O Jesus que os Evangelhos nos apresentam deixa transparecer, permanentemente, um sentimento sereno e agradecido diante da vida. Ele vive apaixonado pelo Reino do Pai; Ele é um homem aberto e próximo das pessoas, com uma enorme capacidade de relação, de maneira especial diante dos mais pobres e excluídos. Mostra uma infinita confiança nas pessoas que encontra, seja qual for sua situação existencial. Ele é o portador definitivo de boas notícias. O evangelho da salvação chega até às barreiras e fronteiras humanas. Seu tempo é tempo de alegria; é a festa das bodas. Jesus nos convida a entrar na nova vida de felicidade e fraternidade. As bem-aventuranças são o caminho da felicidade.
Jesus, ao proclamar “bem-aventurados” os pobres, os famintos, os que choram, os que são perseguidos… jamais quis sacralizar a dor humana. Ao contrário, são bem-aventurados, sim, os pobres, porque, vazios de apegos e cheios de esperança, anunciam o sonho de Deus para a humanidade, uma nova sociedade baseada na solidariedade e na partilha; são bem-aventurados, sim, os famintos, porque trazem nas entranhas a fome de liberdade e sabem que o ser humano e o mundo carregam infinitas possibilidades de crescimento; são bem-aventurados, sim, os que choram porque suas lágrimas demonstram que eles ainda não perderam a sensibilidade, que eles sentem o mundo como injusto e que, por isso, são verdadeiramente os únicos a sonharem, a buscarem e a lutarem por um mundo novo; são bem-aventurados, sim, os que são perseguidos porque seguem corajosamente a estrela do Reino e são sinal de grande transformação realizada por Deus.
As bem-aventuranças nos revelam que somos habitados por um impulso que nos torna “buscadores de felicidade”. A sociedade de consumo que invadiu tudo, realça a felicidade como a meta imediata de nossas buscas, algo ao qual temos direito e que depende de fatores externos. Esta felicidade é passageira, pois quando a alcançamos, invade de novo a insatisfação, a inquietude, o ressentimento, a inveja… e de novo empreendemos nossa busca. Assim, pois, a felicidade nos escapa quando a buscamos “fora”, como fim em si mesma, para saciar nosso ego insaciável.
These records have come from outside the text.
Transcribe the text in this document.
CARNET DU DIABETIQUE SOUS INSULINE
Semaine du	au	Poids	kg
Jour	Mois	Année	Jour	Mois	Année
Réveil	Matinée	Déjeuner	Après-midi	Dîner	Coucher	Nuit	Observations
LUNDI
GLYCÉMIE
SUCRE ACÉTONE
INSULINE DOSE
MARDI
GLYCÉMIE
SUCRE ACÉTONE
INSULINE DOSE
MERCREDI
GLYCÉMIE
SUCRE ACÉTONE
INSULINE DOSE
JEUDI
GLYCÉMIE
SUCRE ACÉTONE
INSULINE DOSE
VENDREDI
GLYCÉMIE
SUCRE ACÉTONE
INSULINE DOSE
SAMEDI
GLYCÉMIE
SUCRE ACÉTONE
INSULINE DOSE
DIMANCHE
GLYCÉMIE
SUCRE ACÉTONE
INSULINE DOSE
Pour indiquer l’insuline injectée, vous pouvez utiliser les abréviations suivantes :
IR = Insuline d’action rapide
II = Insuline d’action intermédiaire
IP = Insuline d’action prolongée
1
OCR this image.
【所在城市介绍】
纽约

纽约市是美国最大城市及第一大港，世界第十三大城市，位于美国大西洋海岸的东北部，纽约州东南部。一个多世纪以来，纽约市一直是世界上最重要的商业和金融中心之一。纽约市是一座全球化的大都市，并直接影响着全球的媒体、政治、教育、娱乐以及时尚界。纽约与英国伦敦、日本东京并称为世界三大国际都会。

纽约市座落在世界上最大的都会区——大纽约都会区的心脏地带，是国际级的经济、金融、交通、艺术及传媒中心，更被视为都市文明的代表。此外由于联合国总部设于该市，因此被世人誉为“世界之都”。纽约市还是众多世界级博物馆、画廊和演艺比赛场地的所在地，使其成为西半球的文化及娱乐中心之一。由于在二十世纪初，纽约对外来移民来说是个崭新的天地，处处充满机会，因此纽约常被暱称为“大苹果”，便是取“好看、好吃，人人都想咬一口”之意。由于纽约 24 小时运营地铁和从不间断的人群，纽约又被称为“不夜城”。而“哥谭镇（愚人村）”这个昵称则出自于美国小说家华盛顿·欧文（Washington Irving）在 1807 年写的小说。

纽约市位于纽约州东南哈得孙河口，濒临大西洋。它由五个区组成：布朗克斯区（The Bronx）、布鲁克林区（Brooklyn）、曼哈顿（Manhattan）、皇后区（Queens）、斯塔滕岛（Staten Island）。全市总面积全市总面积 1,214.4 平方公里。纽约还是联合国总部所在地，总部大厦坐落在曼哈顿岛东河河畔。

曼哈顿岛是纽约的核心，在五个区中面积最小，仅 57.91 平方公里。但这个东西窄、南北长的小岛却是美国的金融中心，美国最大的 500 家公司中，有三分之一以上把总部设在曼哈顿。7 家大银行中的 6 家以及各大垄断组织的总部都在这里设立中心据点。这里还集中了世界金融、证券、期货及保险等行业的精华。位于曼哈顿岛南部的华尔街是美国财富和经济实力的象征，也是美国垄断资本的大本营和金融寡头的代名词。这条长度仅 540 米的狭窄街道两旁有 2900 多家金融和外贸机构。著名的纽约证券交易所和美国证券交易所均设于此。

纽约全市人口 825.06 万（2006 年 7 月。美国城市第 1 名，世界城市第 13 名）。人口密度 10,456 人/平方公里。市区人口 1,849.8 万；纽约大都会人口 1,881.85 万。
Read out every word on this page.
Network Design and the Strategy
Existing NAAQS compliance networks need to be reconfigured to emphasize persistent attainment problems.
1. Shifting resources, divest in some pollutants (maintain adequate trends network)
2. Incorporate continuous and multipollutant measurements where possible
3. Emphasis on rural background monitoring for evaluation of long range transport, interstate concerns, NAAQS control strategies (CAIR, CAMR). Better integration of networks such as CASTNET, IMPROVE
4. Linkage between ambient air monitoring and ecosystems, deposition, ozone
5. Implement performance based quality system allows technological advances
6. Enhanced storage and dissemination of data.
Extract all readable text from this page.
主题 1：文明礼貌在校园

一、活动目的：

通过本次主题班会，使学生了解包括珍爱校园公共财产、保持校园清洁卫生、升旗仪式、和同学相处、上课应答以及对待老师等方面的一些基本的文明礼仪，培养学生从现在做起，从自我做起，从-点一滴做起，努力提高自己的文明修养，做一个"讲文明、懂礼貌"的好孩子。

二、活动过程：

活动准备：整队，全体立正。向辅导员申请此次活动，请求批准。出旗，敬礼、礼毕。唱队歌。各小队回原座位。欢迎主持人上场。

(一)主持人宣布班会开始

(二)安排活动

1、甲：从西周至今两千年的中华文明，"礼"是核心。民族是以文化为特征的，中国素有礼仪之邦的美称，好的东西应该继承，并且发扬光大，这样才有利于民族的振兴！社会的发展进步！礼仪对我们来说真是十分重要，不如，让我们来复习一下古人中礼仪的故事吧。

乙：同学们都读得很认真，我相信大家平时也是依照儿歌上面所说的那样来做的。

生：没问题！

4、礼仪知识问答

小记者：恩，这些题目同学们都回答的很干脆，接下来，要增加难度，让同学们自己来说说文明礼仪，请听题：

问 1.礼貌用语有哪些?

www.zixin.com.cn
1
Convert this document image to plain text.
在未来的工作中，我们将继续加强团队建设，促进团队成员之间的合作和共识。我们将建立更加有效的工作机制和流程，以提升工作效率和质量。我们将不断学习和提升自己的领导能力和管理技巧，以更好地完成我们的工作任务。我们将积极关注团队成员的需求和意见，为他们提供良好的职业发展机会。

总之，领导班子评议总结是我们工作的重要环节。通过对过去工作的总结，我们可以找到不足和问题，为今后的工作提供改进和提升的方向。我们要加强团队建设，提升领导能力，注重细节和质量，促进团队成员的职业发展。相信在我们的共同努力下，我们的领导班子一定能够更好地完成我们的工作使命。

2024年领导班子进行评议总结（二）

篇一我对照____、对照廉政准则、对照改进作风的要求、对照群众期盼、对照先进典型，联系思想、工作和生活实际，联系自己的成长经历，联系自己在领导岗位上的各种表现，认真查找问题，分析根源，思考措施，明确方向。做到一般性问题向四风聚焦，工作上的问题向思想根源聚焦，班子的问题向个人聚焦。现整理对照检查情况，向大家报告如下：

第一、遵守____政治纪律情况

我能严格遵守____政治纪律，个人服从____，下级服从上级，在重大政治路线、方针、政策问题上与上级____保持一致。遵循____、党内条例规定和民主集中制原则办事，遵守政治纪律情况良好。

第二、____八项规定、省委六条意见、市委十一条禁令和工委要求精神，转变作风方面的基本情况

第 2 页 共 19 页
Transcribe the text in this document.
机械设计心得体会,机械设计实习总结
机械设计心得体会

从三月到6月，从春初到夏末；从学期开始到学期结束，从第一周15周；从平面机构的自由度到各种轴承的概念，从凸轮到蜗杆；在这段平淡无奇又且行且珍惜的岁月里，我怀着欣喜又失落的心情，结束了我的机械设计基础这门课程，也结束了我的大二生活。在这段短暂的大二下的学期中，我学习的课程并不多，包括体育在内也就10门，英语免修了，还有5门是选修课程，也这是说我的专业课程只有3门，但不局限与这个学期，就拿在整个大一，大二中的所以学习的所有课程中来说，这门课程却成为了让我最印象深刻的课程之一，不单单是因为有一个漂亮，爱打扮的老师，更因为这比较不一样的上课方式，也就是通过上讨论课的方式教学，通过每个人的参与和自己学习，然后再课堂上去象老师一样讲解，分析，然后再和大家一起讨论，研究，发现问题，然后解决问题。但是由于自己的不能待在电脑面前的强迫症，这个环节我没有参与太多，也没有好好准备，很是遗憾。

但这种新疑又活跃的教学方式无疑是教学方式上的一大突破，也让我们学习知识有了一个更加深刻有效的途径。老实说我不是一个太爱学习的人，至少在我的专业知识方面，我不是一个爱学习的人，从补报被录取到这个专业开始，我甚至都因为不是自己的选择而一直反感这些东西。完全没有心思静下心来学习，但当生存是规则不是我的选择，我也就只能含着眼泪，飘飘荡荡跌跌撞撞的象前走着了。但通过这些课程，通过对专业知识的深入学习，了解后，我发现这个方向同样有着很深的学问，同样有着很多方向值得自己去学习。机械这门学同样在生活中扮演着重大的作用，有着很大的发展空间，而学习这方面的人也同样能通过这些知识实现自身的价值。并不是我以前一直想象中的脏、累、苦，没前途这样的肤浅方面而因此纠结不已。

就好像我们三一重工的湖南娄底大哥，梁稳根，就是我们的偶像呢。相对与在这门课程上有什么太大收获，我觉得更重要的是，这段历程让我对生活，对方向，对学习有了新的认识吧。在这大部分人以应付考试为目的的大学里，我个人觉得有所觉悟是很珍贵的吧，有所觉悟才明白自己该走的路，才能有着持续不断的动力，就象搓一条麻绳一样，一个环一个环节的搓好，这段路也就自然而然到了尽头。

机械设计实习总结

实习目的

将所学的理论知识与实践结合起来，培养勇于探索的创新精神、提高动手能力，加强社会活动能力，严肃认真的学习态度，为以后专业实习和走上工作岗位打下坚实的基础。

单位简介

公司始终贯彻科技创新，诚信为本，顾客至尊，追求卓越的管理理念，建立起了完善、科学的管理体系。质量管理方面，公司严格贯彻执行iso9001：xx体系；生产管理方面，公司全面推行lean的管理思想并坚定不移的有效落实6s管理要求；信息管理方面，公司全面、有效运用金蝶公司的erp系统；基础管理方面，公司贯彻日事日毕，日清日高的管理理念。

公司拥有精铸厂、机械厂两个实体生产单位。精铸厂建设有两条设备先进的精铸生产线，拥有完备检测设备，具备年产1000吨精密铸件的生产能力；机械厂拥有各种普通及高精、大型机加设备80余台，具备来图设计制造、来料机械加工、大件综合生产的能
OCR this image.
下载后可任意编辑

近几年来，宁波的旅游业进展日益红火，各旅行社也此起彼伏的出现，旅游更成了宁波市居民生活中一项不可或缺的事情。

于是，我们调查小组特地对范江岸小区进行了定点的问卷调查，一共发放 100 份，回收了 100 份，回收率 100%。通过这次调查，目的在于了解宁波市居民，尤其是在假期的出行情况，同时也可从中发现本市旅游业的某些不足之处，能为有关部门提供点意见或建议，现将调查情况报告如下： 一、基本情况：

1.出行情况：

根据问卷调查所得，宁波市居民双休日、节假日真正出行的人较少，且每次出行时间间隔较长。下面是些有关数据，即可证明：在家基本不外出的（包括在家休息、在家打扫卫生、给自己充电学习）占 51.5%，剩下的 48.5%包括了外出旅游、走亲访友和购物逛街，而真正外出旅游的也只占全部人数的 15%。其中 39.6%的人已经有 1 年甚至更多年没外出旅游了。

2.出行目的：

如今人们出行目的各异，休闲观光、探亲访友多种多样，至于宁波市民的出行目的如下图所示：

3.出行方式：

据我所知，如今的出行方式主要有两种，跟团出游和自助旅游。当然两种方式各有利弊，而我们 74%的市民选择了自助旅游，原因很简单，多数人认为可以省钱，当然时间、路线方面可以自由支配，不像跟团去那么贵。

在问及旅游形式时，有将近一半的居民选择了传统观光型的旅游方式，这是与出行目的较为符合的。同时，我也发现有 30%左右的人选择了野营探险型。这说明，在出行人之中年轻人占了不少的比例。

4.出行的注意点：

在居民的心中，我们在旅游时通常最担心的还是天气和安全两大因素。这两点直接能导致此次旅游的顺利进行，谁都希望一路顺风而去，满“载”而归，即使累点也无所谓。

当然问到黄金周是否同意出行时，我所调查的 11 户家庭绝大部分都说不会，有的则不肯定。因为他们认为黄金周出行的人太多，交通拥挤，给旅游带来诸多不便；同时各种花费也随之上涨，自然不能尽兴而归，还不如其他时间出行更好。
A felicidade nasce dentro de nós: daquilo que sentimos, que valorizamos, que vivemos…
Por isso, as bem-aventuranças não são algo externo, mas atitudes que plenificam nossos corações.
A chave da felicidade está em permitir que se revele o sentido da luminosidade que se encontra no fundo de nosso ser. O que nos tira a energia e nos torna impotentes é afastar-nos desse princípio vital que é o Divino em cada ser.
Ser o que somos, em serenidade e profundo sentido. A felicidade, tal como a verdade e a beleza, ao se revelar a nós, desata a potencialidade daquilo que somos e de tudo o que é.
Nesse sentido, felicidade pode ser entendida como um “estado de espírito”; felicidade é viver sem chegada, sem partida; é experimentar uma sensação de renascimento de satisfação interior… ou sentir des-pertar em si um potencial de bondade, de compaixão, de solidariedade…muitas vezes desconhecida.
A verdadeira felicidade coincide com a paz interior; é o prazer de descobrir, cada dia, que a vida se inicia novamente em cada amanhecer; é fazer da mesma vida uma grande aventura… Por isso, a felicidade está relacionada com a gratuidade e com a gratidão.
Para meditar na oração
– “empalavrar” (pôr em palavras) as bem-aventuranças que brotam do seu coração, aquelas que lhe inspiram e dão sentido à sua existência, como seguidor(a) de Jesus.